Lucas saiu de casa carregando a porra da TV de 50 polegadas novinha.

— Onde caralhos você vai enfiar essa TV, moleque? — perguntou Roberto, limpando o suor da testa.

— Sei lá, pai, mas não quero deixar pra trás. Vamos dar um jeito no banco de trás.

Eu olhei pro espaço apertado e balancei a cabeça:

— Nem fode, filho. Não cabe porra nenhuma aí.

Lucas deu uma olhada dentro do carro, pensativo.

— Podemos botar no meio do banco da frente.

Eu ri, cruzando os braços.

— Ah é, universitário safado? E onde a tua mãe vai sentar, hein? No teto?

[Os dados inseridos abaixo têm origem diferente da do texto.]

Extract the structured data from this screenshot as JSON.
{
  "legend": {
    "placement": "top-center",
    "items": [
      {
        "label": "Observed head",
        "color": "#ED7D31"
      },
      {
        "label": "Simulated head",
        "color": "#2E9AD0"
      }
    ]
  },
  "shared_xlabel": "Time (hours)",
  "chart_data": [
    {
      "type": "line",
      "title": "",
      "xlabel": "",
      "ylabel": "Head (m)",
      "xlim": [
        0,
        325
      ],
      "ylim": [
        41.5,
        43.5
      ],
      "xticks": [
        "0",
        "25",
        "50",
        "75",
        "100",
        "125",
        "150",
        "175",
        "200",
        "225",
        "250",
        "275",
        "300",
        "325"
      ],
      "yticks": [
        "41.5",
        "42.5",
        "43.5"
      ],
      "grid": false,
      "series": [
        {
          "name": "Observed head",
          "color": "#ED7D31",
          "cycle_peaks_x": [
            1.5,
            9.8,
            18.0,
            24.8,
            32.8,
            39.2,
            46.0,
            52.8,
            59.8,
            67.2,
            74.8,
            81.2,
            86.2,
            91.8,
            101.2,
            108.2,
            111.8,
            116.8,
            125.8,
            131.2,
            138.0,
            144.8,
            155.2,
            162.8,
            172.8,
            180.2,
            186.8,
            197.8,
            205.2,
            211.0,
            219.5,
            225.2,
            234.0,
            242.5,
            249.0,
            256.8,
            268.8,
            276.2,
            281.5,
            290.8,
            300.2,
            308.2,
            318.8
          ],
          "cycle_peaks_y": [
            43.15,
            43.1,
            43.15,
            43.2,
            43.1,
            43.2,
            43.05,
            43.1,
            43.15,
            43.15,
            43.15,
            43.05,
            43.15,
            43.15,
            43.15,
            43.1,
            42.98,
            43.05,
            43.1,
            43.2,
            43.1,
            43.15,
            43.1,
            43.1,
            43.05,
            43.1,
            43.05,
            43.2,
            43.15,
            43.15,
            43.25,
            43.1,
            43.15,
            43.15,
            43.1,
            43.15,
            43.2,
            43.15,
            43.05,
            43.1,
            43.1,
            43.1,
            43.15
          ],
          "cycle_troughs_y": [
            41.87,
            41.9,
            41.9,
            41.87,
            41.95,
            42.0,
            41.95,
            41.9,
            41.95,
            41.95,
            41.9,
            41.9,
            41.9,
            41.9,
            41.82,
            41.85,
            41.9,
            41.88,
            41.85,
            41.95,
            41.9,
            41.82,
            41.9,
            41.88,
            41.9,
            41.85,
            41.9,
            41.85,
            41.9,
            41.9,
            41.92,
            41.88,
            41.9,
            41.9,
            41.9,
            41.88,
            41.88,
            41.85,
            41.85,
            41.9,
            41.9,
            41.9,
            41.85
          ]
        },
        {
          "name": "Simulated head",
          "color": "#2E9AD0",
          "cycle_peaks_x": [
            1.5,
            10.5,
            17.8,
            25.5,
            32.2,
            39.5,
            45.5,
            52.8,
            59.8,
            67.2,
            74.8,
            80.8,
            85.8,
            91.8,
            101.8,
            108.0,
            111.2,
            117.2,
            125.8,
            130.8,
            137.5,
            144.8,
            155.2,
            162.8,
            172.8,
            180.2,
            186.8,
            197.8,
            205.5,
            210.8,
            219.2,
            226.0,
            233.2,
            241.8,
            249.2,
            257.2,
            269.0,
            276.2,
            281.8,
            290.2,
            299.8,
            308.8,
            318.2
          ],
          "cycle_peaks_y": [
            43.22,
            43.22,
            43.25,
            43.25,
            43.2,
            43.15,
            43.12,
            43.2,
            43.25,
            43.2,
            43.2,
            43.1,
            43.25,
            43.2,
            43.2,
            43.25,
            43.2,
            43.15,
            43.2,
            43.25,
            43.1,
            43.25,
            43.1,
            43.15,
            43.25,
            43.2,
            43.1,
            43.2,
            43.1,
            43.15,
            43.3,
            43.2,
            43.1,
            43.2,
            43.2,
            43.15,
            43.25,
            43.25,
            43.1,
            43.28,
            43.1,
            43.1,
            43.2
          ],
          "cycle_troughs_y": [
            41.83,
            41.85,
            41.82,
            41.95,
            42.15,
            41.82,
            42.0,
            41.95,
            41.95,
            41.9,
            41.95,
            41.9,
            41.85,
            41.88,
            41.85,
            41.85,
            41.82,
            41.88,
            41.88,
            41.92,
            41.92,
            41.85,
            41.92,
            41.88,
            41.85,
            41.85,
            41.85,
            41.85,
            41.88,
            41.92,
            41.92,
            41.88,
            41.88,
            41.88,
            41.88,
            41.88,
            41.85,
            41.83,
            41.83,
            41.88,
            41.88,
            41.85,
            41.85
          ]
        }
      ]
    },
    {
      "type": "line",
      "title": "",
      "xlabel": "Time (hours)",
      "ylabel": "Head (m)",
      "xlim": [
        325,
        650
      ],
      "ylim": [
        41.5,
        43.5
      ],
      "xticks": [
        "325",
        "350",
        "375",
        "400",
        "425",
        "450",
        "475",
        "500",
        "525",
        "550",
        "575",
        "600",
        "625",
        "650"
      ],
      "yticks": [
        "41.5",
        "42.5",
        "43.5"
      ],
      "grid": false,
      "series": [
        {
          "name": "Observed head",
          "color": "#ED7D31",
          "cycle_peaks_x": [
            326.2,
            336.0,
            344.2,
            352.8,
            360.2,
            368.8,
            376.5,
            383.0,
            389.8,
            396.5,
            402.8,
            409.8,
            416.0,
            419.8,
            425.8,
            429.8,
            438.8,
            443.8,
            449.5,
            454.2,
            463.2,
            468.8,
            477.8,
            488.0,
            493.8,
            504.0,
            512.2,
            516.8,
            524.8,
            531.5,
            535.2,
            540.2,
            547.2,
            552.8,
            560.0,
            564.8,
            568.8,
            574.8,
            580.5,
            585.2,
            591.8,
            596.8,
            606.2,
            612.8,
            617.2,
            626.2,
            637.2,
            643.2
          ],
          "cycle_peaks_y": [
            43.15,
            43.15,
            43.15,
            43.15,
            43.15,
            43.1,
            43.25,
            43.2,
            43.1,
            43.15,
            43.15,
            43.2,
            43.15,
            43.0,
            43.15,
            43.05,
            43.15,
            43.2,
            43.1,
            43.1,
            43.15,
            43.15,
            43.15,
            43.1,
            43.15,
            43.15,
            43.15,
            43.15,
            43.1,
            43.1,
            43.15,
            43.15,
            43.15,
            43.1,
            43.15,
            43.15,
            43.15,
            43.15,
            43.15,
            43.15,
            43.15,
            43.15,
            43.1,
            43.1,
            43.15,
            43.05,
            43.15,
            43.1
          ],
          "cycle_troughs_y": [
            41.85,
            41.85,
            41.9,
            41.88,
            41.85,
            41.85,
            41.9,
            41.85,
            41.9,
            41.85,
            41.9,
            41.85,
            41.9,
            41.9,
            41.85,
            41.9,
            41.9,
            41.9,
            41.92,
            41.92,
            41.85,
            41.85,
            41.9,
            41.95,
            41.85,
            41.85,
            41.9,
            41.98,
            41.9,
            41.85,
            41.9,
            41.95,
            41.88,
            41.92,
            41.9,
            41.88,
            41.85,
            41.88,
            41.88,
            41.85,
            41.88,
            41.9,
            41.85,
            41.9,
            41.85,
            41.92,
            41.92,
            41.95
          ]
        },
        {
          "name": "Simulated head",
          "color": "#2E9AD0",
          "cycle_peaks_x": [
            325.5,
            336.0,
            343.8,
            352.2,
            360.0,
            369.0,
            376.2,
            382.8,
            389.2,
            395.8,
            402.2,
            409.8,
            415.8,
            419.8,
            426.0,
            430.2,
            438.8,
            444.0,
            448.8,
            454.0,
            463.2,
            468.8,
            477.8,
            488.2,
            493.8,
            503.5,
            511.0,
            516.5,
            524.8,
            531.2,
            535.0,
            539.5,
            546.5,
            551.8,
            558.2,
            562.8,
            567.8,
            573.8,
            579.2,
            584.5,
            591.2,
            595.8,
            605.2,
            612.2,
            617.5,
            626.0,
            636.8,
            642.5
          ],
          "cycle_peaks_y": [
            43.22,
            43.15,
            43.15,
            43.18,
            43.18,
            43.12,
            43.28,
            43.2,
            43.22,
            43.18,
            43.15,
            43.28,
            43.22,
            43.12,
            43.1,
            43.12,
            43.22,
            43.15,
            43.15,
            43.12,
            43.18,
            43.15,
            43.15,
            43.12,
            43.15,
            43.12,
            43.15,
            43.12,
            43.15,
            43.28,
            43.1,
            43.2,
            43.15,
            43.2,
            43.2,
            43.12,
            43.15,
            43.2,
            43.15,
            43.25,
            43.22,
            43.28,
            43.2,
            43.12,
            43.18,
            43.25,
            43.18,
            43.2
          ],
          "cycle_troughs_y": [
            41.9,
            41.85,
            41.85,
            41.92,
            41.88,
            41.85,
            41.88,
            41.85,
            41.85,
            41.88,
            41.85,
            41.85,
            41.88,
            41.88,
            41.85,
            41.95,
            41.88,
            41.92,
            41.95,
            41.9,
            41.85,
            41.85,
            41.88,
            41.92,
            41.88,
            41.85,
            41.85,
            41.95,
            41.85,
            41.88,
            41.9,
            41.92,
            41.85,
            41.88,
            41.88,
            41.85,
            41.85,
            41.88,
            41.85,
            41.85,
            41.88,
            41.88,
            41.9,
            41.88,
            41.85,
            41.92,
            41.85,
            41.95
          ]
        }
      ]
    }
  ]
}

Ele ficou com aquela cara de quem tava bolando uma ideia safada. Abriu a porta do passageiro, enfiou a TV no meio e se jogou no banco.

— Olha só, tem espaço pra caralho. Mãe, senta aqui comigo no meu colo.

Tentei me encaixar ao lado dele, mas a porta nem fechava direito. Eu sou baixinha pra porra: 1,52m e só 46kg. Já o Lucas era um touro: 1,85m e quase 95kg de puro músculo de academia.

— Não sou eu que tô ocupando tudo, é você, seu grandão — reclamei, saindo do carro. — Deixa essa TV aí. Quando a gente for te visitar, trazemos.

— Nem pensar, mãe. De jeito nenhum.

— Então decide logo, Lucas. Tá um forno aqui fora e eu tô derretendo.

Ele me olhou de cima a baixo com aquele sorrisinho malicioso.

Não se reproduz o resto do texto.